I disagree that just voting for candidate that are against same sex marriage are bullying or bad people, which is what has been said or portrayed on this debate. If the person who wanted to be on the task force went up to a gay student and said "You Fag", then I would agree that of course they should not be on the task force. I do not think just voting for someone or something means you are physically bullying that group of people. For example, I have heard rumors that Obama is in support of Infanticide. I am not sure if this is true or not, but for the sake of debate, lets say he is. Does that mean that you and every other person who votes for Obama is in support of Infanticide? Or before you are a part of any task force are we going to get some kind of record of who you have ever voted for a check out what each of those politicians have ever supported?

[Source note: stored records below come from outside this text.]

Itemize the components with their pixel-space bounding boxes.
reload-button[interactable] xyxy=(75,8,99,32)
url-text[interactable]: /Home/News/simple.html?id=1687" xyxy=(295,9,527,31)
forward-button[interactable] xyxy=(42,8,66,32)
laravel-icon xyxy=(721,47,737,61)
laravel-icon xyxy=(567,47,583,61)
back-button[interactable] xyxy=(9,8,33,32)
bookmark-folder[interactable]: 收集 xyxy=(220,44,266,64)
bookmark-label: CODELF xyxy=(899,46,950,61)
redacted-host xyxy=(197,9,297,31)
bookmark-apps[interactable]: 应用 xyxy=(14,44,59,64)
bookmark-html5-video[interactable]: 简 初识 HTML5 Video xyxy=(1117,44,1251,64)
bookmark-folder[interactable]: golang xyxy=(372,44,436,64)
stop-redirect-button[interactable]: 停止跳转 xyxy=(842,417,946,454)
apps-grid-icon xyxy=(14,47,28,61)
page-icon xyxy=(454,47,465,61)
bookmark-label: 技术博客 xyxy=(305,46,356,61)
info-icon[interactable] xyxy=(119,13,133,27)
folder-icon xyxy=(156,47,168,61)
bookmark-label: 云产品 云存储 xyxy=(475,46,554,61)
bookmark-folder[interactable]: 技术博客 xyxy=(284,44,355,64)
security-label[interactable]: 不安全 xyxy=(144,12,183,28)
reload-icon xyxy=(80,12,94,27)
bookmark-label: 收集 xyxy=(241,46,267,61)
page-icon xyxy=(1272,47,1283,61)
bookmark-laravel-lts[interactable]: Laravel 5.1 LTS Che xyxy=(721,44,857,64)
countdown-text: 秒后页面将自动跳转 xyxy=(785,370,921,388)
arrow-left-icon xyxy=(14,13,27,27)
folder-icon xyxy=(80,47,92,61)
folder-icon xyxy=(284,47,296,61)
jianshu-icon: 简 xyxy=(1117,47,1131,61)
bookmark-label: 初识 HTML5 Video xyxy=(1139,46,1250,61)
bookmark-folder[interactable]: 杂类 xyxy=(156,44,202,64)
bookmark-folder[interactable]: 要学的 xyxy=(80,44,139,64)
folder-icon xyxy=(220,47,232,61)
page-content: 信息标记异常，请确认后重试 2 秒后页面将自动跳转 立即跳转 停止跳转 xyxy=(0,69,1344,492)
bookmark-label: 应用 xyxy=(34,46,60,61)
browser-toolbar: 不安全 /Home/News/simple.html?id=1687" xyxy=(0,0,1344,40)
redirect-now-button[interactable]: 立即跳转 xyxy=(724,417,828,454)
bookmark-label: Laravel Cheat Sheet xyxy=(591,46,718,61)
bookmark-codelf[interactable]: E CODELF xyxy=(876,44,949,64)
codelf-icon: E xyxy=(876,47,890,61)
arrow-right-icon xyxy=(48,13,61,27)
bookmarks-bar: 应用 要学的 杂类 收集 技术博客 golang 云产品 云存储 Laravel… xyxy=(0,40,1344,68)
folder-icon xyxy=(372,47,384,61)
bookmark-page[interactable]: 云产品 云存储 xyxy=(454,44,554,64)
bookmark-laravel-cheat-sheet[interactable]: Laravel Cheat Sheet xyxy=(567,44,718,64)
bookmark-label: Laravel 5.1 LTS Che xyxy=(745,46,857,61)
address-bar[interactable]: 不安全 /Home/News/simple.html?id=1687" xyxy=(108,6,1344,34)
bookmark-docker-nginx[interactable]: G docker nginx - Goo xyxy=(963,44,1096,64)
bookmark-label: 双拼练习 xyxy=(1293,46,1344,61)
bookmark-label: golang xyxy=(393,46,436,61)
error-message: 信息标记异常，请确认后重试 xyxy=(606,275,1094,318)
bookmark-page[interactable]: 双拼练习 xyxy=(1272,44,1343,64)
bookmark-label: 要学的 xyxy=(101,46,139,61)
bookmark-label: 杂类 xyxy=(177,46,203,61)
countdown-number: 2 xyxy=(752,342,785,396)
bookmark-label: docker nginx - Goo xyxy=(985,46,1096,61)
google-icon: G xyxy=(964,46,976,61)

You can not use who someone votes for as a sole reason to have or not have that person on a task force.
I do realise in the OP, it is more that he was a part of a group, but it has also been said just who you vote for makes you a bully. I disagree. I also disagree that just being part of a group makes you a bully. For example, there are many people who want tax payer money to go toward Planned Parenthood because they do more than just abortions. They do a lot of good as well. The same as other groups that are in support of the traditional view of marriage.
An article I read said at least 8 suicides and at least 4 of them were gay. So a minimum 1/2 of the suicides involved gay kids.

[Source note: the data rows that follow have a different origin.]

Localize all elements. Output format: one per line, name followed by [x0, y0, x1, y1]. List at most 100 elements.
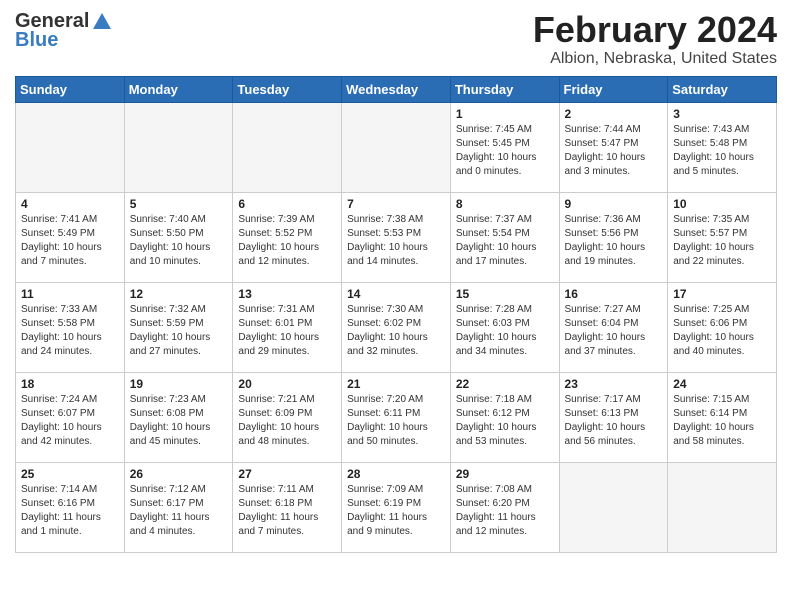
day-number: 10: [673, 197, 771, 211]
day-info: Sunrise: 7:21 AM Sunset: 6:09 PM Dayligh…: [238, 393, 336, 449]
day-cell: 4 Sunrise: 7:41 AM Sunset: 5:49 PM Daylig…: [16, 192, 125, 282]
day-number: 9: [565, 197, 663, 211]
day-info: Sunrise: 7:14 AM Sunset: 6:16 PM Dayligh…: [21, 483, 119, 539]
day-cell: 19 Sunrise: 7:23 AM Sunset: 6:08 PM Dayli…: [124, 372, 233, 462]
day-cell: 3 Sunrise: 7:43 AM Sunset: 5:48 PM Daylig…: [668, 102, 777, 192]
day-number: 13: [238, 287, 336, 301]
day-number: 23: [565, 377, 663, 391]
day-info: Sunrise: 7:28 AM Sunset: 6:03 PM Dayligh…: [456, 303, 554, 359]
week-row-5: 25 Sunrise: 7:14 AM Sunset: 6:16 PM Dayli…: [16, 462, 777, 552]
day-number: 26: [130, 467, 228, 481]
day-number: 7: [347, 197, 445, 211]
day-cell: 10 Sunrise: 7:35 AM Sunset: 5:57 PM Dayli…: [668, 192, 777, 282]
weekday-header-wednesday: Wednesday: [342, 76, 451, 102]
day-number: 20: [238, 377, 336, 391]
day-info: Sunrise: 7:23 AM Sunset: 6:08 PM Dayligh…: [130, 393, 228, 449]
day-number: 12: [130, 287, 228, 301]
day-info: Sunrise: 7:41 AM Sunset: 5:49 PM Dayligh…: [21, 213, 119, 269]
day-number: 19: [130, 377, 228, 391]
day-cell: [124, 102, 233, 192]
day-info: Sunrise: 7:20 AM Sunset: 6:11 PM Dayligh…: [347, 393, 445, 449]
day-info: Sunrise: 7:39 AM Sunset: 5:52 PM Dayligh…: [238, 213, 336, 269]
day-cell: 17 Sunrise: 7:25 AM Sunset: 6:06 PM Dayli…: [668, 282, 777, 372]
day-cell: 21 Sunrise: 7:20 AM Sunset: 6:11 PM Dayli…: [342, 372, 451, 462]
day-cell: 5 Sunrise: 7:40 AM Sunset: 5:50 PM Daylig…: [124, 192, 233, 282]
day-number: 18: [21, 377, 119, 391]
day-cell: 1 Sunrise: 7:45 AM Sunset: 5:45 PM Daylig…: [450, 102, 559, 192]
day-number: 4: [21, 197, 119, 211]
day-info: Sunrise: 7:18 AM Sunset: 6:12 PM Dayligh…: [456, 393, 554, 449]
day-cell: 27Sunrise: 7:11 AM Sunset: 6:18 PM Dayli…: [233, 462, 342, 552]
day-cell: 20 Sunrise: 7:21 AM Sunset: 6:09 PM Dayli…: [233, 372, 342, 462]
week-row-4: 18 Sunrise: 7:24 AM Sunset: 6:07 PM Dayli…: [16, 372, 777, 462]
day-info: Sunrise: 7:31 AM Sunset: 6:01 PM Dayligh…: [238, 303, 336, 359]
week-row-1: 1 Sunrise: 7:45 AM Sunset: 5:45 PM Daylig…: [16, 102, 777, 192]
day-number: 29: [456, 467, 554, 481]
day-cell: [233, 102, 342, 192]
day-cell: 22 Sunrise: 7:18 AM Sunset: 6:12 PM Dayli…: [450, 372, 559, 462]
week-row-2: 4 Sunrise: 7:41 AM Sunset: 5:49 PM Daylig…: [16, 192, 777, 282]
day-cell: 6Sunrise: 7:39 AM Sunset: 5:52 PM Daylig…: [233, 192, 342, 282]
day-info: Sunrise: 7:45 AM Sunset: 5:45 PM Dayligh…: [456, 123, 554, 179]
day-info: Sunrise: 7:35 AM Sunset: 5:57 PM Dayligh…: [673, 213, 771, 269]
day-info: Sunrise: 7:15 AM Sunset: 6:14 PM Dayligh…: [673, 393, 771, 449]
day-info: Sunrise: 7:24 AM Sunset: 6:07 PM Dayligh…: [21, 393, 119, 449]
weekday-header-row: SundayMondayTuesdayWednesdayThursdayFrid…: [16, 76, 777, 102]
logo: General Blue: [15, 10, 113, 52]
day-number: 5: [130, 197, 228, 211]
day-cell: 14Sunrise: 7:30 AM Sunset: 6:02 PM Dayli…: [342, 282, 451, 372]
day-info: Sunrise: 7:30 AM Sunset: 6:02 PM Dayligh…: [347, 303, 445, 359]
day-number: 16: [565, 287, 663, 301]
day-info: Sunrise: 7:36 AM Sunset: 5:56 PM Dayligh…: [565, 213, 663, 269]
logo-icon: [91, 11, 113, 33]
location-title: Albion, Nebraska, United States: [533, 50, 777, 68]
day-info: Sunrise: 7:44 AM Sunset: 5:47 PM Dayligh…: [565, 123, 663, 179]
day-cell: 28 Sunrise: 7:09 AM Sunset: 6:19 PM Dayli…: [342, 462, 451, 552]
day-cell: 25 Sunrise: 7:14 AM Sunset: 6:16 PM Dayli…: [16, 462, 125, 552]
day-cell: 18 Sunrise: 7:24 AM Sunset: 6:07 PM Dayli…: [16, 372, 125, 462]
week-row-3: 11Sunrise: 7:33 AM Sunset: 5:58 PM Dayli…: [16, 282, 777, 372]
day-number: 27: [238, 467, 336, 481]
day-cell: 9 Sunrise: 7:36 AM Sunset: 5:56 PM Daylig…: [559, 192, 668, 282]
day-info: Sunrise: 7:40 AM Sunset: 5:50 PM Dayligh…: [130, 213, 228, 269]
weekday-header-sunday: Sunday: [16, 76, 125, 102]
weekday-header-thursday: Thursday: [450, 76, 559, 102]
day-cell: 16 Sunrise: 7:27 AM Sunset: 6:04 PM Dayli…: [559, 282, 668, 372]
day-info: Sunrise: 7:43 AM Sunset: 5:48 PM Dayligh…: [673, 123, 771, 179]
day-cell: 23 Sunrise: 7:17 AM Sunset: 6:13 PM Dayli…: [559, 372, 668, 462]
day-info: Sunrise: 7:08 AM Sunset: 6:20 PM Dayligh…: [456, 483, 554, 539]
day-info: Sunrise: 7:09 AM Sunset: 6:19 PM Dayligh…: [347, 483, 445, 539]
day-cell: 7 Sunrise: 7:38 AM Sunset: 5:53 PM Daylig…: [342, 192, 451, 282]
weekday-header-friday: Friday: [559, 76, 668, 102]
day-info: Sunrise: 7:25 AM Sunset: 6:06 PM Dayligh…: [673, 303, 771, 359]
day-number: 1: [456, 107, 554, 121]
day-cell: 15Sunrise: 7:28 AM Sunset: 6:03 PM Dayli…: [450, 282, 559, 372]
day-number: 21: [347, 377, 445, 391]
day-cell: 26 Sunrise: 7:12 AM Sunset: 6:17 PM Dayli…: [124, 462, 233, 552]
month-title: February 2024: [533, 10, 777, 50]
day-info: Sunrise: 7:27 AM Sunset: 6:04 PM Dayligh…: [565, 303, 663, 359]
day-cell: 11Sunrise: 7:33 AM Sunset: 5:58 PM Dayli…: [16, 282, 125, 372]
calendar-table: SundayMondayTuesdayWednesdayThursdayFrid…: [15, 76, 777, 553]
weekday-header-tuesday: Tuesday: [233, 76, 342, 102]
day-cell: 13 Sunrise: 7:31 AM Sunset: 6:01 PM Dayli…: [233, 282, 342, 372]
weekday-header-saturday: Saturday: [668, 76, 777, 102]
day-number: 8: [456, 197, 554, 211]
day-number: 22: [456, 377, 554, 391]
day-cell: 8Sunrise: 7:37 AM Sunset: 5:54 PM Daylig…: [450, 192, 559, 282]
day-number: 3: [673, 107, 771, 121]
day-info: Sunrise: 7:33 AM Sunset: 5:58 PM Dayligh…: [21, 303, 119, 359]
day-cell: 12 Sunrise: 7:32 AM Sunset: 5:59 PM Dayli…: [124, 282, 233, 372]
day-cell: 29 Sunrise: 7:08 AM Sunset: 6:20 PM Dayli…: [450, 462, 559, 552]
day-number: 24: [673, 377, 771, 391]
day-number: 28: [347, 467, 445, 481]
day-cell: 24 Sunrise: 7:15 AM Sunset: 6:14 PM Dayli…: [668, 372, 777, 462]
day-number: 17: [673, 287, 771, 301]
day-info: Sunrise: 7:17 AM Sunset: 6:13 PM Dayligh…: [565, 393, 663, 449]
day-info: Sunrise: 7:38 AM Sunset: 5:53 PM Dayligh…: [347, 213, 445, 269]
day-info: Sunrise: 7:32 AM Sunset: 5:59 PM Dayligh…: [130, 303, 228, 359]
day-number: 2: [565, 107, 663, 121]
day-info: Sunrise: 7:12 AM Sunset: 6:17 PM Dayligh…: [130, 483, 228, 539]
title-block: February 2024 Albion, Nebraska, United S…: [533, 10, 777, 68]
day-number: 25: [21, 467, 119, 481]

Not to say that it means you have to agree on everything but I don't vote for pro life candidates either. Those are BIG and important topics.
I am guessing that more than half the adults on the task force are in support of gay rights and same sex marriage. One person on the force to represent the rest of the groups is not going to hurt anything. Perhaps it could put out there other points of view. In my experience task forces do not normally try to get all of one group of people just rubber stamped, but a group of a variety of people with a variety of points of view is normally what a task force is. To say that anyone against same sex marriage can not join is very much a "Well you are not popular, and you are not like us, so we don't want you". In my opinion, that is exactly what the task force is trying to prevent.
You have said over and over again that I am a bully against CCs, but I have never once proposed that CCs should not be able to practice their religion or hold their views or anything like that. I have only said that a) they shouldn't be able to make their religion the law for the rest of us and b) if you have such a problem with a group of people that you don't even consider them your equal under the law, how are you going to protect them? I do consider CCs my equal under the law. I think that some CCs have a big blind spot in some areas, but I've never said that they are "bad people". The truth is that everyone (myself included) is a mix of good and bad, and we all have blind spots. I get that. But, if your blind spot happens to be for the very people you're trying to protect, that may not be a good fit. It's like if I was a super nice person, except that I thought that women shouldn't be able to vote, and then I wanted to be on a task force to stop discrimination against people, including women. I might not be a great fit for that particular job.
From the article:
Some parents in Minnesota's Anoka-Hennepin School District are upset that a man who deems homosexuality a "lifestyle choice" and "sexual disorder" now sits on a task force created to protect students -- particularly lesbian, gay, bisexual and transgender students -- from bullying.
The key here is "who identify themselves". It's possible that the other students who were bullied were either gay and not admitting it, or being called gay by others and harassed because of it. Hardly uncommon.Quote:
This policy was a target of a lawsuit filed against the district last fall on behalf of a sixth student victim to gay bullying, who argued that the rule keeps teachers from being able to protect students who are perceived as gay from harassment. The Southern Poverty Law Center and the National Center for Lesbian rights filed suit in July on behalf of five other students -- three who identify themselves as gay or bisexual and two who do not -- for similar allegations.
(All the highlights/links came from the article, not me.)Quote:
The district's new anti-bullying task force was created as part of a settlement for those lawsuits as well as an agreement this year with the U.S. Department of Justice, whose civil rights investigation found that Anoka-Hennepin's sex-based bullying contributed to a "hostile environment." The agency reported that students said they were subject to to harsh and persistent harassment for being gay, perceived as gay or failing to conform to gender stereotypes. While the students reported abuse to the school, teachers and administrators failed to protect them.